Persoalannya, ketika timbul gejala alergi, kita tak serta merta bisa mengetahui pemicunya. Untuk itulah, sebaiknya segera bawa anak ke dokter ketika mengalami gejala alergi.Â
Dokter akan melakukan diagnosis klinis melalui pemeriksaan riwayat alergi keluarga, tanda dan gejala alergi sejak kecil, dan riwayat pemberian makanan. Jika dari hasil pemeriksaan ini ditemukan  pemicu alergi maka tidak diperlukan tes alergi.
Namun, proses menemukan pemicu alergi seperti ini kerap tak cukup dengan anamnesis (wawancara dokter dengan orangtua dan pasien). Tidak semua anak memiliki catatan riwayat kesehatan rinci dan catatan makanan harian. Padahal adanya kedua catatan tersebut akan membuat diagnosa menjadi cepat dan tepat.
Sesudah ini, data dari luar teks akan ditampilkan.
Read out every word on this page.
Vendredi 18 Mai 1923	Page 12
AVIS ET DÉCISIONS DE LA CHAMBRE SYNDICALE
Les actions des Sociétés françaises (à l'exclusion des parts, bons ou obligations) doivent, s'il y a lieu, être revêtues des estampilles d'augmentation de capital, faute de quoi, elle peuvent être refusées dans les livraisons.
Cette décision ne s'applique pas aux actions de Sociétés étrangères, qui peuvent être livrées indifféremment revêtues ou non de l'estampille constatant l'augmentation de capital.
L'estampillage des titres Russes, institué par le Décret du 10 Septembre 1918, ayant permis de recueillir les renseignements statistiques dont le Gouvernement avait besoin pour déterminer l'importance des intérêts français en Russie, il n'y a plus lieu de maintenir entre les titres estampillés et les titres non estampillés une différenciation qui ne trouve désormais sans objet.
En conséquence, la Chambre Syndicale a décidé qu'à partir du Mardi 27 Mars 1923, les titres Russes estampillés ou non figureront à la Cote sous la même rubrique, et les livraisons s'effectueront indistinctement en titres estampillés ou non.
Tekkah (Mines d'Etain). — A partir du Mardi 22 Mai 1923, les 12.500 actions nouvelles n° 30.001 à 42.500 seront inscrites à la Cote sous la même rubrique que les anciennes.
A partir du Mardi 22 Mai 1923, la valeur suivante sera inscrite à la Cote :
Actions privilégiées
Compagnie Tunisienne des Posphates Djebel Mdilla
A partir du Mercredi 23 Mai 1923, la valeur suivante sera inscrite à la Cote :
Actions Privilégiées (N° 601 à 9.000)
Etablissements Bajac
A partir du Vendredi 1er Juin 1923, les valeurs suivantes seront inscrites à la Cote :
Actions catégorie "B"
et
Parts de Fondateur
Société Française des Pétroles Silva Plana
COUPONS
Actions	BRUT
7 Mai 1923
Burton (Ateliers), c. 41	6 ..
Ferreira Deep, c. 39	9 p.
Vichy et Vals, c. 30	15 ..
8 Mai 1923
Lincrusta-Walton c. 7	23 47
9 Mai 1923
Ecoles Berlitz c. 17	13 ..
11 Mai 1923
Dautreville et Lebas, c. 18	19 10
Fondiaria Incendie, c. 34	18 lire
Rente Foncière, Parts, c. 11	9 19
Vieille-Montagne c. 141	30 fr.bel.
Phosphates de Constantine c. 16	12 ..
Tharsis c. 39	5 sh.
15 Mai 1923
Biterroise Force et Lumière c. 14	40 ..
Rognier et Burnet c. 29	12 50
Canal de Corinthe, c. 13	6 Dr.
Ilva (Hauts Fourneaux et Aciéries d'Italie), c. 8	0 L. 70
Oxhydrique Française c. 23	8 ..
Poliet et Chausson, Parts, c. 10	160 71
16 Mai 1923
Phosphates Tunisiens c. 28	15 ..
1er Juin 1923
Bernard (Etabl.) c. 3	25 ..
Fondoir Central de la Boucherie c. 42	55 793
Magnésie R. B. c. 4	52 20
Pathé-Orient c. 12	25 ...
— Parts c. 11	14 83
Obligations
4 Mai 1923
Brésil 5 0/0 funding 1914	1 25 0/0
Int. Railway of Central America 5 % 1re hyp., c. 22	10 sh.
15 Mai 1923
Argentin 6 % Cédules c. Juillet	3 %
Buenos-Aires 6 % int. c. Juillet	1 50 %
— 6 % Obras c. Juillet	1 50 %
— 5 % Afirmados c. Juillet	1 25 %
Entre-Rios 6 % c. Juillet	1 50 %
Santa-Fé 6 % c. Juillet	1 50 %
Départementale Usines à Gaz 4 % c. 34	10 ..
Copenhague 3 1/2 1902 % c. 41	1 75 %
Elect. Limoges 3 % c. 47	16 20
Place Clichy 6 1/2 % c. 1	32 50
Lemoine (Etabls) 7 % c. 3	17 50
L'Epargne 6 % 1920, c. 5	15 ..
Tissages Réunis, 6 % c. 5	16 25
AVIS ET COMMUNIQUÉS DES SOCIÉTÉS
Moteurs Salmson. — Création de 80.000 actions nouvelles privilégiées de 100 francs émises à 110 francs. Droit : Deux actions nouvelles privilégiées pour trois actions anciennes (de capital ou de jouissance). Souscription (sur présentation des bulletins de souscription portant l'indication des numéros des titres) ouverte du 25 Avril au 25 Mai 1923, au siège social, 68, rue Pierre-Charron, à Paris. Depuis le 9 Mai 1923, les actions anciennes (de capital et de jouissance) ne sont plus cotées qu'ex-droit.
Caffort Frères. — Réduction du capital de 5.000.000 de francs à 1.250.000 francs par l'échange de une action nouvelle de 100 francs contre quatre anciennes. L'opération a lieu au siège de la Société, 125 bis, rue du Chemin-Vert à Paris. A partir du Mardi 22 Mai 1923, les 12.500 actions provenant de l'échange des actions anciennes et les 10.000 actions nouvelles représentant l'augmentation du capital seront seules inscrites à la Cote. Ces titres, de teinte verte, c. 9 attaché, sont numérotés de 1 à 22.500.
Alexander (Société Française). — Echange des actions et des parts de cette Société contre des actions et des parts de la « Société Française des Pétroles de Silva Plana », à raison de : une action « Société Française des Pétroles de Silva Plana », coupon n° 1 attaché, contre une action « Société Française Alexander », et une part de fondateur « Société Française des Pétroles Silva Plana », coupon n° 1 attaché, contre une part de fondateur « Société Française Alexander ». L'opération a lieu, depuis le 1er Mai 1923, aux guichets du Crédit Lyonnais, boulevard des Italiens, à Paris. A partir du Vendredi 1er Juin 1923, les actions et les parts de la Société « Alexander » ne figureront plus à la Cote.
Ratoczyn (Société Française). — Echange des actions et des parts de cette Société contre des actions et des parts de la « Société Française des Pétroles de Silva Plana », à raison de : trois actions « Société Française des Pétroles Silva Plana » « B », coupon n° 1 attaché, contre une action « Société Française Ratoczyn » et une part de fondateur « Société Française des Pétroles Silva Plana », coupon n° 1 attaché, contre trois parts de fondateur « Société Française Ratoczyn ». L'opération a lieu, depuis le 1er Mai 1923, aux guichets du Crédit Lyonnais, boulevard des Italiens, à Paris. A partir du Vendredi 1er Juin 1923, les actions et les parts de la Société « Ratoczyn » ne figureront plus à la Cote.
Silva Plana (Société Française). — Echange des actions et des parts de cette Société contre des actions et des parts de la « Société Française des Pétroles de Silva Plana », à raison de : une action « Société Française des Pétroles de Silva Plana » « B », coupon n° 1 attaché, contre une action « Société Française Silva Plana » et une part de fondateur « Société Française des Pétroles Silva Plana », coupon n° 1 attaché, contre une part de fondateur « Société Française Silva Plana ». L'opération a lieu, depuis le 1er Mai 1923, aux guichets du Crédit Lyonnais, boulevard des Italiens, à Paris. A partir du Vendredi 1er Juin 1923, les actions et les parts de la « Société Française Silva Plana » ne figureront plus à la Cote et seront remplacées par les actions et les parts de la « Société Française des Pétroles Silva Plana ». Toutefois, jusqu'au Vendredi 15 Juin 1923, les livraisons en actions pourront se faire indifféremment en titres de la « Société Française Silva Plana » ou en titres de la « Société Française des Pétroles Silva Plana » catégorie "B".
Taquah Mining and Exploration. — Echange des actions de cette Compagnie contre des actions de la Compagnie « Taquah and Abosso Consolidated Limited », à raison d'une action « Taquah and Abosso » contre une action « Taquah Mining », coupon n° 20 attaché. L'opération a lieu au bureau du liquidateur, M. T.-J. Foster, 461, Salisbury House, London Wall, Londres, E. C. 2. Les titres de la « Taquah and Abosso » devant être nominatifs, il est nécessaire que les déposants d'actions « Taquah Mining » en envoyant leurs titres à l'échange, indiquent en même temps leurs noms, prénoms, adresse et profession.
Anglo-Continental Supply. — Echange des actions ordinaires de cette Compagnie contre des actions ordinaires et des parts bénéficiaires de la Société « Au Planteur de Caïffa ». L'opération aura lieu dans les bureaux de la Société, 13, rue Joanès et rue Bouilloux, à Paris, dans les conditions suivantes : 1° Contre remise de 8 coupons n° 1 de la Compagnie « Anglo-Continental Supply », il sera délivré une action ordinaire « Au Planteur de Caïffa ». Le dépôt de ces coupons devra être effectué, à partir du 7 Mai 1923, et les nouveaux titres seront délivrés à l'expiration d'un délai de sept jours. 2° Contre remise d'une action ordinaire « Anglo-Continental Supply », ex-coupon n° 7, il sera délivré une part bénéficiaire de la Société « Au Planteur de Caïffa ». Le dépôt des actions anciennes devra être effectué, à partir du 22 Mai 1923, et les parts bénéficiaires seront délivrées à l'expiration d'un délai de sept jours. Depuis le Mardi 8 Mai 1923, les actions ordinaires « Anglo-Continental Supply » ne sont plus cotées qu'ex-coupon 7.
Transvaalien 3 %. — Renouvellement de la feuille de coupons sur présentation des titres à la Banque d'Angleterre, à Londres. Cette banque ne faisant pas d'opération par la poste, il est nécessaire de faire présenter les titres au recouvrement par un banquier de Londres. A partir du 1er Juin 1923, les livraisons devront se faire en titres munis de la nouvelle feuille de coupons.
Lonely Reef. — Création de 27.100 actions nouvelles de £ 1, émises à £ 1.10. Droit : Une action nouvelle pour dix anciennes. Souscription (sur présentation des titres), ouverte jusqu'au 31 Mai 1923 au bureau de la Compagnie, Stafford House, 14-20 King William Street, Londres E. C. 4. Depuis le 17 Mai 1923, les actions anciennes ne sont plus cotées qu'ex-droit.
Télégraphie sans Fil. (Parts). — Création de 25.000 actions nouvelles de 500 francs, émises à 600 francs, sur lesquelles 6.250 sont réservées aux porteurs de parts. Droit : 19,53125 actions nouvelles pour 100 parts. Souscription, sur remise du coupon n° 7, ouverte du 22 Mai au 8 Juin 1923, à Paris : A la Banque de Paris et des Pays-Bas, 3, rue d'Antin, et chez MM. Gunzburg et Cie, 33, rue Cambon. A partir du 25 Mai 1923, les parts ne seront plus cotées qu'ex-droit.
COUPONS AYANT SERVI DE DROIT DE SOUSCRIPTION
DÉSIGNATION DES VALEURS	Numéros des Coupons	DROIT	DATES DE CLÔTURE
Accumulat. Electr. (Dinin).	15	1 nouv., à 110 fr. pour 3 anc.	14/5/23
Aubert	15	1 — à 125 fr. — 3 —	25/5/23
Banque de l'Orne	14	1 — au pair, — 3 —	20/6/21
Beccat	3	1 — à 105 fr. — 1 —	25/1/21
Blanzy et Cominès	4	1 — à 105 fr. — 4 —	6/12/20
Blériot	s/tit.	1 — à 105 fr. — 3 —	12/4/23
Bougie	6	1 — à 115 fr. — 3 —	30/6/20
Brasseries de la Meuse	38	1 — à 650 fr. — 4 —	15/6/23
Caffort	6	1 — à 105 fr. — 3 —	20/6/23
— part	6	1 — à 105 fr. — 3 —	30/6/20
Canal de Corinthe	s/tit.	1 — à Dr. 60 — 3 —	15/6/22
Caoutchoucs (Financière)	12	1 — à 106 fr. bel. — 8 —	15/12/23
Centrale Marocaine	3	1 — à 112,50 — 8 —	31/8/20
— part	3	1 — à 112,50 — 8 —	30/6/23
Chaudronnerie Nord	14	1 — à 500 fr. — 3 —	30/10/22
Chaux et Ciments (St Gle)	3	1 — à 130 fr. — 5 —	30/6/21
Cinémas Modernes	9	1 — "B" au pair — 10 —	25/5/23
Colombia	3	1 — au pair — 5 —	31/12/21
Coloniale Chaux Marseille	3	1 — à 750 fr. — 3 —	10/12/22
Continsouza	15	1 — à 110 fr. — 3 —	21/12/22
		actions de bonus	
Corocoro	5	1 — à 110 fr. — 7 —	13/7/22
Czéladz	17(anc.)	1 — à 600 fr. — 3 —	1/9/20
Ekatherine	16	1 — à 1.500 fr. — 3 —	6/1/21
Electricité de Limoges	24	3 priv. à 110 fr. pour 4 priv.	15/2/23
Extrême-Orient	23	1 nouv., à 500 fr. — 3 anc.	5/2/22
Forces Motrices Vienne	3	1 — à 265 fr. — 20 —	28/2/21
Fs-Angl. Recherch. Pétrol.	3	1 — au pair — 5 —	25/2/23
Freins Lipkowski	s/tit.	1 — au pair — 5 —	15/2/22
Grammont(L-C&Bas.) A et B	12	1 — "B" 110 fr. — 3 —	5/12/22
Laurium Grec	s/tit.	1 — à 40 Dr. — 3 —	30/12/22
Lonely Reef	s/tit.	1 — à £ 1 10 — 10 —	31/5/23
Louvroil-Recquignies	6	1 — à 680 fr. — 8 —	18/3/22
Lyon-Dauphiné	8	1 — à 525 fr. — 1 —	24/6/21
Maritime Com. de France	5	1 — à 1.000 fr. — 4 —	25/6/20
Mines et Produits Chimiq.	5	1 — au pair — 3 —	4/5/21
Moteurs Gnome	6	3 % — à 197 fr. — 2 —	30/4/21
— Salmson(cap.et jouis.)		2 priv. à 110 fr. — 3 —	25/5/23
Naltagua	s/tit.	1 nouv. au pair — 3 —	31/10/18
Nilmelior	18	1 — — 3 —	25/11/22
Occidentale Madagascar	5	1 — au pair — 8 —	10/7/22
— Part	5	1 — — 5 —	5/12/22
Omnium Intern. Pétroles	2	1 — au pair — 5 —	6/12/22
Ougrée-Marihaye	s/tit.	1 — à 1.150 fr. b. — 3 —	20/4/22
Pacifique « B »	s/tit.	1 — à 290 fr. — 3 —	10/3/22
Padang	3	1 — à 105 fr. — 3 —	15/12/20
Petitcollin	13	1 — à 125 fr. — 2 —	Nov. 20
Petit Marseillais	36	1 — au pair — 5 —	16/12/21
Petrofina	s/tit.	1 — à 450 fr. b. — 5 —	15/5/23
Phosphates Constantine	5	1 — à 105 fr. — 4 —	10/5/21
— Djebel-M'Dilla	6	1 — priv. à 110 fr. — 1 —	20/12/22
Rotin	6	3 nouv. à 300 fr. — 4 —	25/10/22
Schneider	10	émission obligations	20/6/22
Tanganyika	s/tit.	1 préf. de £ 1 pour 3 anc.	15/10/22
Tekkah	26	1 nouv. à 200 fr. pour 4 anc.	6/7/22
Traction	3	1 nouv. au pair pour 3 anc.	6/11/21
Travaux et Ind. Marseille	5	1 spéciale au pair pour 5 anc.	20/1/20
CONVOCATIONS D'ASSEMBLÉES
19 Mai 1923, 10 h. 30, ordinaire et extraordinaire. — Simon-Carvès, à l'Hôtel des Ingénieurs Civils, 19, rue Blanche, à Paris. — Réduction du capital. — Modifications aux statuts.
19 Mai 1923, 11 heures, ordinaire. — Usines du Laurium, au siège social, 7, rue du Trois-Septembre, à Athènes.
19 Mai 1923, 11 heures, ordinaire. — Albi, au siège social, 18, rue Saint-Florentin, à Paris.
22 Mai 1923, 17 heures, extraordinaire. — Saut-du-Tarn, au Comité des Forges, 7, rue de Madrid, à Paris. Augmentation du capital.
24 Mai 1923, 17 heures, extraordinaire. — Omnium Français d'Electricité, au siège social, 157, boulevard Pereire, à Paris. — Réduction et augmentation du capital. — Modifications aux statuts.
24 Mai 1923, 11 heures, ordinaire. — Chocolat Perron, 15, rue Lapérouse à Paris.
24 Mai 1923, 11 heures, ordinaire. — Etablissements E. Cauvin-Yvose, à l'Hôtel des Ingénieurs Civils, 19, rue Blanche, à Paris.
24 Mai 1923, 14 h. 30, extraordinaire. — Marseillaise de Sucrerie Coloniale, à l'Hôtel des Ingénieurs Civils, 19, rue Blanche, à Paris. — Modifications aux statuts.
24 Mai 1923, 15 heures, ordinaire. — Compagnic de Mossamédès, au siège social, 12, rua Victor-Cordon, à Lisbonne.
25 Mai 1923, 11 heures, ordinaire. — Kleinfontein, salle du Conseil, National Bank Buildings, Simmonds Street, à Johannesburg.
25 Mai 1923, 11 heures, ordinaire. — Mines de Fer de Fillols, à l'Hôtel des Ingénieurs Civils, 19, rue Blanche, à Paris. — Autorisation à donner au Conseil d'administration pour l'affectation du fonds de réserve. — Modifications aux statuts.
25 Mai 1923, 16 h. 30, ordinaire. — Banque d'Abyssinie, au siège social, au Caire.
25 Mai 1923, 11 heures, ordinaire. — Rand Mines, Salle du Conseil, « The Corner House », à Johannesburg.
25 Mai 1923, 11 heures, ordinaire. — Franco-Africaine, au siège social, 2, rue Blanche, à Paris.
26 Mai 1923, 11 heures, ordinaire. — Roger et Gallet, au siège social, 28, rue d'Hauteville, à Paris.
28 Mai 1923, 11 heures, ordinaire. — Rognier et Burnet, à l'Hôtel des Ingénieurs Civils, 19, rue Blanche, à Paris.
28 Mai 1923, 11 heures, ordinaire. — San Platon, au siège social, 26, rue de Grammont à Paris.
Jika alergi kerap muncul namun orangtua tidak mampu mengenali pemicunya maka sebaiknya melakukan tes alergi. Ada dua jenis tes alergi yang direkomendasikan, yaitu skin prick test (SPT) dan tes darah IgE.
Menurut dr. Oktora Wijayanto Sp.A, M. Kes, tes alergi penting dan bisa dilakukan sejak usia 6 bulan. Sayangnya, di Indonesia tes alergi tak selalu dilakukan. Â Biaya yang mahal ditengarai menjadi alasannya.
Hasil survei dibeberapa rumah sakit dan laboratorium di wilayah Surakarta, yang saya lakukan di minggu ketiga bulan Oktober 2019, ternyata tidak semua rumah sakit memiliki fasilitas tes alergi. Jikalau ada fasilitas tes alergi, biayanya memang mahal.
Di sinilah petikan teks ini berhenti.